Bajo la sombra del Jacarandá

Siempre se preguntó por cómo funcionaba el amor. Lo cual era curioso para una persona que solo se amaba a si mismo en la práctica: su forma de querer se resumía en trabajar en lo que pudo aprender gracias a su padre y, los viernes o jueves en la tarde, correr tras las faldas de alguna mujer de los bares del centro. Sin embargo, el vacío producto de las noches alicoradas y llenas de pasión, pero que lo dejaban exhausto, le comenzó a abrir una zanja en el pecho.
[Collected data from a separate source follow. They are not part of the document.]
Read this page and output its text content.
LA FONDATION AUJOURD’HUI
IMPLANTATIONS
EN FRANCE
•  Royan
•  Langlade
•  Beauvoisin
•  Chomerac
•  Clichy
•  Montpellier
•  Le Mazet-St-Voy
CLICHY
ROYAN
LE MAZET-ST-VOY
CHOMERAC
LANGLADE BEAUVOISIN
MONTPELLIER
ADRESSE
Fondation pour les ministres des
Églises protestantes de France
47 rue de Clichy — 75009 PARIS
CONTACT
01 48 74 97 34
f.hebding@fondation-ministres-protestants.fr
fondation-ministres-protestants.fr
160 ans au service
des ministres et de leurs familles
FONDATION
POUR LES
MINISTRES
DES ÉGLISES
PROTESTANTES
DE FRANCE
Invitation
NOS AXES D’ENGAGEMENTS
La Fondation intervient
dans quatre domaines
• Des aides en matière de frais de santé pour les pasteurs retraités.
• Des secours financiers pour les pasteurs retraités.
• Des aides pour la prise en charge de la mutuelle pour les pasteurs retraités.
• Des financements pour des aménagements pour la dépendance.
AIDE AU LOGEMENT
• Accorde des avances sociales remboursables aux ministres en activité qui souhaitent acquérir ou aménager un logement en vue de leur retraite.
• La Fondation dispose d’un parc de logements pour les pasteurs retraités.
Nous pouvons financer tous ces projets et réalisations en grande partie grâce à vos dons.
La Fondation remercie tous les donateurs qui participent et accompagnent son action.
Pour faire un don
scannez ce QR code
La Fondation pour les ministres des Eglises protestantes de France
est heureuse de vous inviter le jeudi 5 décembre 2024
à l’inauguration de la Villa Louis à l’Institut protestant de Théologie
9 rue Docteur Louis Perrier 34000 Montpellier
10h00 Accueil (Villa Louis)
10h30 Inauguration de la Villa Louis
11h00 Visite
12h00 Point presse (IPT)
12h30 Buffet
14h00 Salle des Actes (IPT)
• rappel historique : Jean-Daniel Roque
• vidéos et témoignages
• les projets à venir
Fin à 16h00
Alguna vez, caminando en los prados tras de su casa, pudo notar que a la distancia se erguía un Jacarandá de hojas rosa, todas florecidas, y que realizaba un movimiento ligero con sus ramas frontales que asimilaba un llamado. Él, decido hombre de tierras agrestes, considerado y atento a los presagios de la vida, entendió que lo invitaba a que se acostase en sus raices, a descansar, “por algo me estará invitando”, dijo para si.

Una vez puesto bajo sus ramas, miró hacia arriba, y vio de a poco como su rostro se sumergía en una danza de flores, todas caídas hacia él, besándolo suavemente, con la delicadeza propia del viento. Solo le bastó aquel instante de contemplación para entenderlo: supo que el amor se levantaba orgulloso a los cielos, floreciente, como aquel Jacarandá, aún sabiendo que la suerte de sus hojas era desplomarce y morir sobre el suelo.